Leichlingen: Bäckermeister verhinderte Brückensprengung mit Schnaps
Hat das Kriegsende in Leichlingen als Zehnjähriger miterlebt: Zeitzeuge Karl Bosselmann (80). FOTO: uwe Miserius
Leichlingen. Seinen Vater hat der 80-jährige Karl Bosselmann in gewisser Hinsicht als einen Helden in Erinnerung. Der soll nämlich am 15. April 1945 verhindert haben, dass die Wupperbrücke gesprengt wurde. Von Gundhild Tillmanns

Denn mit der Brücke wäre auch Bosselmanns Elternhaus mit der damaligen Bäckerei inklusive weiterer Häuser in die Luft geflogen. Die deutschen Soldaten sollten die einzige Verbindung zwischen den beiden Teilen der Stadtmitte sprengen, wie ihr Befehl angesichts des bevorstehenden Kriegsendeslautete.

"Mein Vater hat die Soldaten mit Hochprozentigem abgefüllt.
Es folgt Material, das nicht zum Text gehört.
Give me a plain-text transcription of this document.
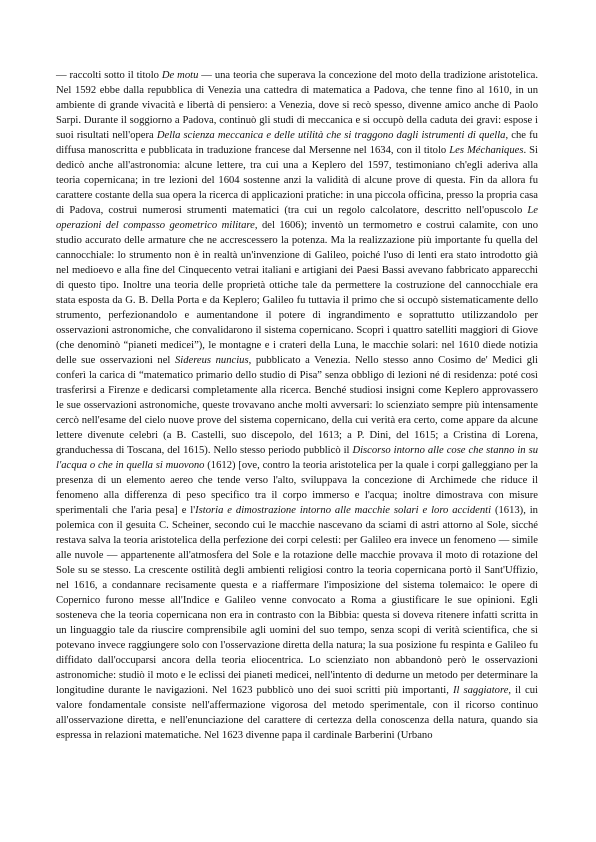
— raccolti sotto il titolo De motu — una teoria che superava la concezione del moto della tradizione aristotelica. Nel 1592 ebbe dalla repubblica di Venezia una cattedra di matematica a Padova, che tenne fino al 1610, in un ambiente di grande vivacità e libertà di pensiero: a Venezia, dove si recò spesso, divenne amico anche di Paolo Sarpi. Durante il soggiorno a Padova, continuò gli studi di meccanica e si occupò della caduta dei gravi: espose i suoi risultati nell'opera Della scienza meccanica e delle utilità che si traggono dagli istrumenti di quella, che fu diffusa manoscritta e pubblicata in traduzione francese dal Mersenne nel 1634, con il titolo Les Méchaniques. Si dedicò anche all'astronomia: alcune lettere, tra cui una a Keplero del 1597, testimoniano ch'egli aderiva alla teoria copernicana; in tre lezioni del 1604 sostenne anzi la validità di alcune prove di questa. Fin da allora fu carattere costante della sua opera la ricerca di applicazioni pratiche: in una piccola officina, presso la propria casa di Padova, costruì numerosi strumenti matematici (tra cui un regolo calcolatore, descritto nell'opuscolo Le operazioni del compasso geometrico militare, del 1606); inventò un termometro e costruì calamite, con uno studio accurato delle armature che ne accrescessero la potenza. Ma la realizzazione più importante fu quella del cannocchiale: lo strumento non è in realtà un'invenzione di Galileo, poiché l'uso di lenti era stato introdotto già nel medioevo e alla fine del Cinquecento vetrai italiani e artigiani dei Paesi Bassi avevano fabbricato apparecchi di questo tipo. Inoltre una teoria delle proprietà ottiche tale da permettere la costruzione del cannocchiale era stata esposta da G. B. Della Porta e da Keplero; Galileo fu tuttavia il primo che si occupò sistematicamente dello strumento, perfezionandolo e aumentandone il potere di ingrandimento e soprattutto utilizzandolo per osservazioni astronomiche, che convalidarono il sistema copernicano. Scoprì i quattro satelliti maggiori di Giove (che denominò “pianeti medicei”), le montagne e i crateri della Luna, le macchie solari: nel 1610 diede notizia delle sue osservazioni nel Sidereus nuncius, pubblicato a Venezia. Nello stesso anno Cosimo de' Medici gli conferì la carica di “matematico primario dello studio di Pisa” senza obbligo di lezioni né di residenza: poté così trasferirsi a Firenze e dedicarsi completamente alla ricerca. Benché studiosi insigni come Keplero approvassero le sue osservazioni astronomiche, queste trovavano anche molti avversari: lo scienziato sempre più intensamente cercò nell'esame del cielo nuove prove del sistema copernicano, della cui verità era certo, come appare da alcune lettere divenute celebri (a B. Castelli, suo discepolo, del 1613; a P. Dini, del 1615; a Cristina di Lorena, granduchessa di Toscana, del 1615). Nello stesso periodo pubblicò il Discorso intorno alle cose che stanno in su l'acqua o che in quella si muovono (1612) [ove, contro la teoria aristotelica per la quale i corpi galleggiano per la presenza di un elemento aereo che tende verso l'alto, sviluppava la concezione di Archimede che riduce il fenomeno alla differenza di peso specifico tra il corpo immerso e l'acqua; inoltre dimostrava con misure sperimentali che l'aria pesa] e l'Istoria e dimostrazione intorno alle macchie solari e loro accidenti (1613), in polemica con il gesuita C. Scheiner, secondo cui le macchie nascevano da sciami di astri attorno al Sole, sicché restava salva la teoria aristotelica della perfezione dei corpi celesti: per Galileo era invece un fenomeno — simile alle nuvole — appartenente all'atmosfera del Sole e la rotazione delle macchie provava il moto di rotazione del Sole su se stesso. La crescente ostilità degli ambienti religiosi contro la teoria copernicana portò il Sant'Uffizio, nel 1616, a condannare recisamente questa e a riaffermare l'imposizione del sistema tolemaico: le opere di Copernico furono messe all'Indice e Galileo venne convocato a Roma a giustificare le sue opinioni. Egli sosteneva che la teoria copernicana non era in contrasto con la Bibbia: questa si doveva ritenere infatti scritta in un linguaggio tale da riuscire comprensibile agli uomini del suo tempo, senza scopi di verità scientifica, che si potevano invece raggiungere solo con l'osservazione diretta della natura; la sua posizione fu respinta e Galileo fu diffidato dall'occuparsi ancora della teoria eliocentrica. Lo scienziato non abbandonò però le osservazioni astronomiche: studiò il moto e le eclissi dei pianeti medicei, nell'intento di dedurne un metodo per determinare la longitudine durante le navigazioni. Nel 1623 pubblicò uno dei suoi scritti più importanti, Il saggiatore, il cui valore fondamentale consiste nell'affermazione vigorosa del metodo sperimentale, con il ricorso continuo all'osservazione diretta, e nell'enunciazione del carattere di certezza della conoscenza della natura, quando sia espressa in relazioni matematiche. Nel 1623 divenne papa il cardinale Barberini (Urbano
Die konnten nicht mehr grade stehen und schon gar keine Sprengung mehr vornehmen", erzählt Bosselmann aus der Familienüberlieferung. Auf jeden Fall sei am nächsten Tag beim Einmarsch der Amerikaner in Leichlingen von Sprengung nichts zu sehen gewesen. Dabei hatten die Soldaten, als sie dem Schnaps noch nicht zugesprochen hatten, mehr als 100 Zentner Dynamit und vier etwa 80 Zentimeter lange und 40 Zentimeter dicke Sprengkörper an der Wupperbrücke verlegt, wie sich der 80-Jährige erinnert. Damit ist für die Familie Bosselmann der Vater bis zum heutigen Tage als Brückenretter in die Geschichte eingegangen. Miterlebt hat Karl Bosselmann diese Episode aber nicht, denn seine Mutter war mit ihm zu dieser Zeit bei Bekannten auf Besuch.

Die Bäckerei der Eltern hat Karl Bosselmann acht Jahre lang als Meister fortgeführt, bevor er zum Sparkassen-Betriebswirt umsattelte. Nach dem Krieg war er 1946 sofort ins Landrat-Lucas-Gymnasium Opladen eingeschult worden. Es gehörte zu den ersten Gymnasien, die nach dem Krieg ihren Betrieb wieder aufnahmen. Die Grundschulzeit verbrachte er an der damals als "Schlageter-Schule" bekannten, heutigen Schule Kirchstraße: "Ich erinnere mich noch, dass ich geweint habe, als unser Rektor mit lauter Stimme in einer flammenden Rede gegen die Feinde des Volkes geschimpft hat", berichtet der Zeitzeuge.

Dann folgten die vielen Bombenangriffe, die ab 1944 immer öfter auch in die Nähe von Leichlingen rückten: "Sie fanden dann auch tagsüber statt. Amerikanische und kanadische Verbände griffen mit Doppelrumpfmaschinen und Jagdbombern an und beschossen fahrende Eisenbahnzüge und schutzlose Menschen", berichtet Bosselmann. Auf dem Weg zum Pastorat seien damals drei Stollen in den Berg getrieben worden, in dem die Leute aus der Innenstadt Schutz vor den Bombenangriffen gesucht hätten.

Die erste Friedenszeit hat Karl Bosselmann aber in keiner guten Erinnerung behalten. "Es gab kein Mehl und damit auch kein Brot mehr zu backen."

Plünderungen habe es zudem in Leichlingen durch Russen aus einem Kriegsgefangenenlager in der Schule Uferstraße gegeben.

"Nach 1946 ging es zwar zunächst unglaublich langsam, aber doch stetig wieder aufwärts", blickt der Zeitzeuge zurück, der das Kriegsende in Leichlingen als Zehnjähriger miterlebt hat.